Why, then, I asked myself, while I reverently thumbed the spine of Pevear and Volokhonsky's Dostoevsky translation, is a bookstore filled on even the worst of days and a library a couple blocks away hosted only a handful of patrons?

Bookstores, as a rule do not benefit from patrons idly flipping through the pages of their new favorite author. In fact, one would assume a business model that does not require a purchase to enjoy the merchandise would be fundamentally flawed.

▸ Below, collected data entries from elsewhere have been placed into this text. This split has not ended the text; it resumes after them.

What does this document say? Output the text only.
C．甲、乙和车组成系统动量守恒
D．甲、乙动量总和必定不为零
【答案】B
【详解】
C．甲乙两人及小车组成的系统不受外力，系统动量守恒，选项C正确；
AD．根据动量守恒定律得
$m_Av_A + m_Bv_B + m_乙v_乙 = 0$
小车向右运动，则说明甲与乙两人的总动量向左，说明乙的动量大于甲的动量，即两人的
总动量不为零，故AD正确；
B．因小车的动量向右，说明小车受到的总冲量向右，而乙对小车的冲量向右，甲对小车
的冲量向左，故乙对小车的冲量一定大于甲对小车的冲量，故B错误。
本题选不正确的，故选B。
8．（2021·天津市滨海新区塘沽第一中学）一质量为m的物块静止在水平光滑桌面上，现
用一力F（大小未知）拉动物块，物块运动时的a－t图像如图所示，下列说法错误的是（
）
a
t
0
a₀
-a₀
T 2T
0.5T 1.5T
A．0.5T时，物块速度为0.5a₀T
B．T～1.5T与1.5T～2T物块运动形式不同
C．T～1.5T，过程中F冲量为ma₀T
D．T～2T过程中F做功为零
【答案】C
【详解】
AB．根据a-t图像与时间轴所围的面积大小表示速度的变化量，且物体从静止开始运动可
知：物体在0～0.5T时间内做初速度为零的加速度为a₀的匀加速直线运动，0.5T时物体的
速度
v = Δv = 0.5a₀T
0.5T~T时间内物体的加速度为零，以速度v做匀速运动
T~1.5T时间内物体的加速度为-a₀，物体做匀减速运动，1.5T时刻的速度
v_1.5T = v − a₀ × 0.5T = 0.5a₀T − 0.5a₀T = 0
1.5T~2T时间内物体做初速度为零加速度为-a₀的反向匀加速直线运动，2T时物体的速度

In contrast, public libraries actually materially benefit from patrons who peruse magazines, thumb through novels, and browse the internet. Each book pulled and re-shelved adds to circulation statistics. Those statistics are the basis of public funding. (So, as a side note, the next time you are in a library and are tempted to re-shelve your own books, because you know the Dewey Decimal System just as well as the next person, resist that temptation. The books left on the re-shelve carts are often scanned before they are re-shelved to collect statistics on which books are used, even if they are not checked out.)

While I do not pretend to fully understand the economic effects of the bookstore business model, I have to ask myself: what is a for-profit bookstore doing that is so much more attractive to patrons than what the local library is doing? What structural, philosophical, aesthetic or environmental changes should be made? In short, what are we missing? Atmosphere? Attitude? Service? Scones? While I would venture to guess that most public libraries lack something in all of these areas, I am curious to know what changes people think are the most crucial.

2 comments:

  1. May i propose a honeymoon destination, or just a mind-blowing trip, to Portland OR to visit Powell's City of Books. By far the biggest, coolest, most amazing bookstore I've ever seen. Plus, they had 5 (five!) copies of my favorite book, the one i can only find on Ebay and overseas. *sigh* i want to go back!